Low explosives have low propagation rates, and are useful for moving materials, such as in mining, since the materials can effectively be said to be 'surfing the blast wave'.
High explosives have a blast wave moving so quickly they shatter things more than they move them.
Many high explosives had propagation rates of 7,000+ meters per second.
Octanitrocubane had propagation rates of 10,100 meters per second.
Antimatter had propagation rates so fast it could not be measured.
So even a tiny amount of antimatter, making an explosion about as big as an artillery shell would have, made, at the same time, a shockwave moving absurdly fast in the target. The strength of that shockwave wasn't the problem. The speed was. It could jar her processors and cause them to skip a beat. Computers did not handle such things well, even alien crystalline computers - In fact, they may be more vulnerable since crystals don't take shock well. She would recover from such a hit, but would 'skip a beat', and effectively be stunned for a short time.
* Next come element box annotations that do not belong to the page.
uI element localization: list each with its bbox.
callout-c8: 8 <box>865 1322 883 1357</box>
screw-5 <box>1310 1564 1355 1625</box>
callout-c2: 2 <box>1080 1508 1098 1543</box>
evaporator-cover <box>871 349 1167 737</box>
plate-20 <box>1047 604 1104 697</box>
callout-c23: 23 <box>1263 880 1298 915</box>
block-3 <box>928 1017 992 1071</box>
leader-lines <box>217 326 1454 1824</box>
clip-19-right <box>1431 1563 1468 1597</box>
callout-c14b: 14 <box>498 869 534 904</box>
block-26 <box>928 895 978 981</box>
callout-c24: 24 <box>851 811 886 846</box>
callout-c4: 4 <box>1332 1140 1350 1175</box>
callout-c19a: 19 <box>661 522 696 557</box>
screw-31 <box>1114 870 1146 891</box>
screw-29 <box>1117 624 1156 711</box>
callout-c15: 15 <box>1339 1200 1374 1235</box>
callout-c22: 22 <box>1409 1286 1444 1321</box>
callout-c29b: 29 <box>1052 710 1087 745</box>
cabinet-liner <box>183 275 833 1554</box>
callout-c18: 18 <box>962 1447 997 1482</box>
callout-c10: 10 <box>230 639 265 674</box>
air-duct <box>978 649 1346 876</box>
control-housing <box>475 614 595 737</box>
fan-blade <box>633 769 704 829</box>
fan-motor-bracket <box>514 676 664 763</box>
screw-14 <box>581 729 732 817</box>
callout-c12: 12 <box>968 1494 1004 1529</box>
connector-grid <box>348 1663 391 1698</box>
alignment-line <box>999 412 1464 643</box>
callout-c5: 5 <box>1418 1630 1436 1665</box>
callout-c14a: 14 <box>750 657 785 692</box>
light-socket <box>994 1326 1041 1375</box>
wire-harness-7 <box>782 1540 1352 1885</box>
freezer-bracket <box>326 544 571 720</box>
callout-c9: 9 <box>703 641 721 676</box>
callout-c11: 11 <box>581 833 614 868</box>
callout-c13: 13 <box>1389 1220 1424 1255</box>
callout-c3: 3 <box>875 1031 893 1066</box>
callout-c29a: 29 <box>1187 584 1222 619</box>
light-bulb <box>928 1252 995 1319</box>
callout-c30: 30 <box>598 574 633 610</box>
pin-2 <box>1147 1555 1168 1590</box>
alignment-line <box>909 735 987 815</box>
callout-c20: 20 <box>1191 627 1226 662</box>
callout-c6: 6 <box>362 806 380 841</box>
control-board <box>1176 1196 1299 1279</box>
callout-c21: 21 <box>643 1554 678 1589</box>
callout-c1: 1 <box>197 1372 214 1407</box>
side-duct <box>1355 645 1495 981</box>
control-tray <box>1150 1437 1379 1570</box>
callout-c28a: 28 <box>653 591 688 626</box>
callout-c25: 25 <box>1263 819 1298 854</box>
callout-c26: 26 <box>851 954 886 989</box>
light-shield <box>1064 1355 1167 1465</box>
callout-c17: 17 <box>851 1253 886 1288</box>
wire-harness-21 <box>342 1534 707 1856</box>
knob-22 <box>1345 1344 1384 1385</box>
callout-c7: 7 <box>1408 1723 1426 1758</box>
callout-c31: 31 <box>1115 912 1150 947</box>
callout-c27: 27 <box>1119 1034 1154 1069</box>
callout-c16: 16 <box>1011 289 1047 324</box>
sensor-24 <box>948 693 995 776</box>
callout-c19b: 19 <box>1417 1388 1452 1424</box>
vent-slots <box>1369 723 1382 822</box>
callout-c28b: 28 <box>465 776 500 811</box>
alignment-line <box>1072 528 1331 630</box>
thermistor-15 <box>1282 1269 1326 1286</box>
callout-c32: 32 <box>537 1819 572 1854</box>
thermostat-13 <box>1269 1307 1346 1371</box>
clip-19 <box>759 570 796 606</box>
So she didn't let the positron beams hit her. Some she dodged, moving towards the battleship while she did so, to see if it intimidated them. And some she intercepted by shoving her enemy's own missiles and torpedoes in front of them.
The resulting explosions put a lot more shrapnel in the near vicinity, making detection more difficult, but still gave her data to analyze.
Her enemy apparently noticed that the shrapnel clouds gave her trouble, and started firing canister rounds from their 9.2 and 12 inch guns.
These 'beehive' rounds each launched thousands of small balls in a wide area.
Amid all the balls, missile fragments, shrapnel, and thousands of pounds of former layers of herself, which was now effectively just sand, the Simurgh also detected one new type of 12 inch shell fired at her.
She had not seen this type before either, but it was similar to other rounds that had contained chemical loads.
She calculated that it had only a one in a million chance of traveling safely through all the shrapnel etc and hitting her, so she dismissed it.
She went back to learning the details of the ship, by hitting it with full-force TK blasts. After the force-field went up, these were only putting basketball-sized dents in the ship. But it still gave her data.
The Simurgh had mere nanoseconds to register that she had been hit by the special 12 inch shell, which released a particular kind of radiation, before the computer that was her mind, crashed, and she ceased entirely to function while it worked on restarting.